Che dire poi dello zelo
infaticabile spiegato da lui nel campo del ministero affidato alle sue cure,
specialmente a favore della gioventù? Ordinato sacerdote la festa di Pasqua del
1924, fu mandato dall’obbedienza a Varenna, sul lago di Como, come supplente di
quel coadiutore lontano per malattia e là poté svolgere le iniziative geniali
dello zelo che lo divorava per i cari giovani fino logorarsi le forze rese
troppo delicate da precedenti malattie. Dopo un anno e tre mesi, tornato a
Varenna il coadiutore, fu destinato ai primi di agosto alla Parrocchia di
Azzate. Nei cinque mesi di sua permanenza fra noi, se non poté per la salute
malferma e il troppo breve tempo attuare, in pieno accordo col parroco, il
magnifico programma concepito per l’educazione dei giovani, seppe farsi amare
dal parroco che lo apprezzava grandemente e dalla popolazione tutta.
Questa ne diede la prova
coll’interessamento affettuoso dimostrato durante la breve sua malattia, nel
gorgoglio generale per la sua immatura morte, nella prestazione gentile dei
privati e delle associazioni sia nel sovvenire la sua povertà come nel rendere
più solenni i funerali.
I funerali stabiliti per le ore
10 di sabato 2 corrente riuscirono senza ombra di esagerazione un vero trionfo.
Tutta la popolazione vi
partecipò; dalle autorità comunali ai bambini dell’Asilo condotti dalle
reverende Suore; dalle Confraternite e Sodalizi, al Corpo musicale, ai ragazzi
della scuola, guidati dal corpo insegnante. Un gruppo numeroso di sacerdoti
venuti dai paesi vicini e lontani, una
larga rappresentanza dei compagni in cotta salmodiò durante le esequie
imponentissime. La chiesa non bastava a contenere la folla devota e lacrimante.

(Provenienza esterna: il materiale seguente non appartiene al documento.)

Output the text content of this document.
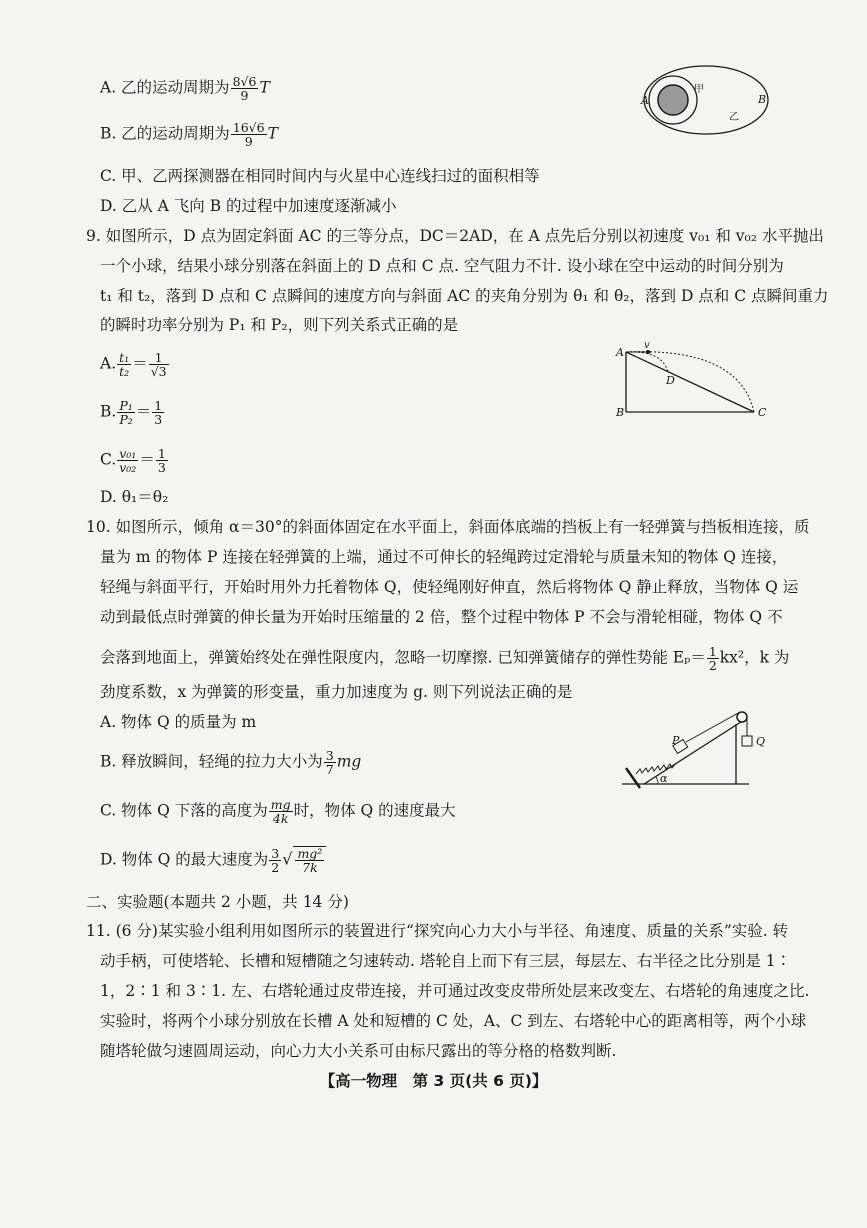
A. 乙的运动周期为 $\frac{8√6}{9}$ T
B. 乙的运动周期为 $\frac{16√6}{9}$ T
C. 甲、乙两探测器在相同时间内与火星中心连线扫过的面积相等
D. 乙从 A 飞向 B 的过程中加速度逐渐减小
A	B
甲
乙
9. 如图所示，D 点为固定斜面 AC 的三等分点，DC＝2AD，在 A 点先后分别以初速度 v₀₁ 和 v₀₂ 水平抛出
一个小球，结果小球分别落在斜面上的 D 点和 C 点. 空气阻力不计. 设小球在空中运动的时间分别为
t₁ 和 t₂，落到 D 点和 C 点瞬间的速度方向与斜面 AC 的夹角分别为 θ₁ 和 θ₂，落到 D 点和 C 点瞬间重力
的瞬时功率分别为 P₁ 和 P₂，则下列关系式正确的是
A. $\frac{\text{t₁}}{\text{t₂}} = \frac{1}{√3}$
B. $\frac{\text{P₁}}{\text{P₂}} = \frac{1}{3}$
C. $\frac{\text{v₀₁}}{\text{v₀₂}} = \frac{1}{3}$
D. θ₁＝θ₂
A
B	C
D
v
10. 如图所示，倾角 α＝30°的斜面体固定在水平面上，斜面体底端的挡板上有一轻弹簧与挡板相连接，质
量为 m 的物体 P 连接在轻弹簧的上端，通过不可伸长的轻绳跨过定滑轮与质量未知的物体 Q 连接，
轻绳与斜面平行，开始时用外力托着物体 Q，使轻绳刚好伸直，然后将物体 Q 静止释放，当物体 Q 运
动到最低点时弹簧的伸长量为开始时压缩量的 2 倍，整个过程中物体 P 不会与滑轮相碰，物体 Q 不
会落到地面上，弹簧始终处在弹性限度内，忽略一切摩擦. 已知弹簧储存的弹性势能 $E_p= \frac{1}{2} kx^2$，k 为
劲度系数，x 为弹簧的形变量，重力加速度为 g. 则下列说法正确的是
A. 物体 Q 的质量为 m
B. 释放瞬间，轻绳的拉力大小为 $\frac{3}{7}$ mg
C. 物体 Q 下落的高度为 $\frac{mg}{4k}$ 时，物体 Q 的速度最大
D. 物体 Q 的最大速度为 $\frac{3}{2}$ √ $\frac{\text{mg²}}{7k}$
P	Q
α
二、实验题(本题共 2 小题，共 14 分)
11. (6 分)某实验小组利用如图所示的装置进行“探究向心力大小与半径、角速度、质量的关系”实验. 转
动手柄，可使塔轮、长槽和短槽随之匀速转动. 塔轮自上而下有三层，每层左、右半径之比分别是 1∶
1，2∶1 和 3∶1. 左、右塔轮通过皮带连接，并可通过改变皮带所处层来改变左、右塔轮的角速度之比.
实验时，将两个小球分别放在长槽 A 处和短槽的 C 处，A、C 到左、右塔轮中心的距离相等，两个小球
随塔轮做匀速圆周运动，向心力大小关系可由标尺露出的等分格的格数判断.
【高一物理　第 3 页(共 6 页)】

In chiesa, terminata la Santa
Messa, il parroco, visibilmente commosso, tessé l’elogio del venerato suo
coadiutore; al cimitero prima che la salma scendesse nella tomba donata da una
famiglia generosa, un socio dell’Unione Giovanile e due compagni fra le lacrime
dei presenti porsero l’ultimo saluto. Azzate in quel momento ha ritrovato e
manifestato l’antica anima cristiana e la sua devozione al ministro del
Signore!
(Estratto dal Liber Chronicus
della Parrocchia di Azzate).
Coadiutore col parroco don Alessandro Vanetti, di cui fu
validissimo collaboratore soprattutto nell’opera di assistenza spirituale ai
giovani, rimase ad Azzate solo 5 mesi e morì ad appena 31 anni, lasciando però
un vuoto e un grande rimpianto tra la popolazione.
Ordinato sacerdote la festa di Pasqua del 1924, fu mandato a
Varenna, sul lago di Como. Ai primi di agosto dell’anno successivo fu destinato
alla parrocchia di Azzate.
Già sofferente, non risparmiò le sue energie sacerdotali che
logorarono ulteriormente le sue già deboli forze. Colpito da polmonite durante
la Novena di Natale, che si cambiò in meningite, chiuse la sua vita il giorno
31 dicembre 1925, poco prima che l’anno tramontasse.
Nei cinque mesi della sua permanenza ad Azzate, se non poté
attuare, per la salute malferma e il troppo breve tempo, l’ambizioso programma
concepito per l’educazione dei giovani, seppe farsi amare dal parroco che lo
apprezzava grandemente e dalla popolazione tutta.
Di pietà sincera e profonda, era felice quando gli era
possibile passare lunghe ore in silenziosa preghiera ai piedi dell’altare; è
così che lo ricordano quanti lo conobbero.
U seppellito nel vecchio cimitero di San Rocco in un loculo
della tomba della famiglia Baroffio. Nel 1024 i suoi resti furono trasferiti
nel nuovo cimitero di Vegonno. Un trafiletto del “Luce” di allora recita così:
“ A 16 anni di distanza dalla sua morte,
molti ancora ricordano il giovane pretino, o meglio il prete lungo lungo,
magro, tutto ardente di zelo pei giovani, per gli ammalati, per il fasto delle
sue funzioni! Pochi ebbero l’occasione di conoscerlo a fondo, perché visse poco
ad Azzate, ma quando morì tutti andarono dicendo: era un santo prete! La
famiglia Baroffio aveva caritatevolmente concesso un loculo della propria
tomba. Don Rota non aveva né padre né madre, e neppure un fratello, e il
Signore l’aveva ordinato sacerdote nella sua Chiesa per brevi anni per farlo
Sacerdote in eterno lassù in Paradiso”.
(Estratto da G. Moreno Vazzoler, Azzate, vicende storico-ecclesiali,
Parrocchia della Natività di Maria Vergine, Azzate 1996, pag. 269).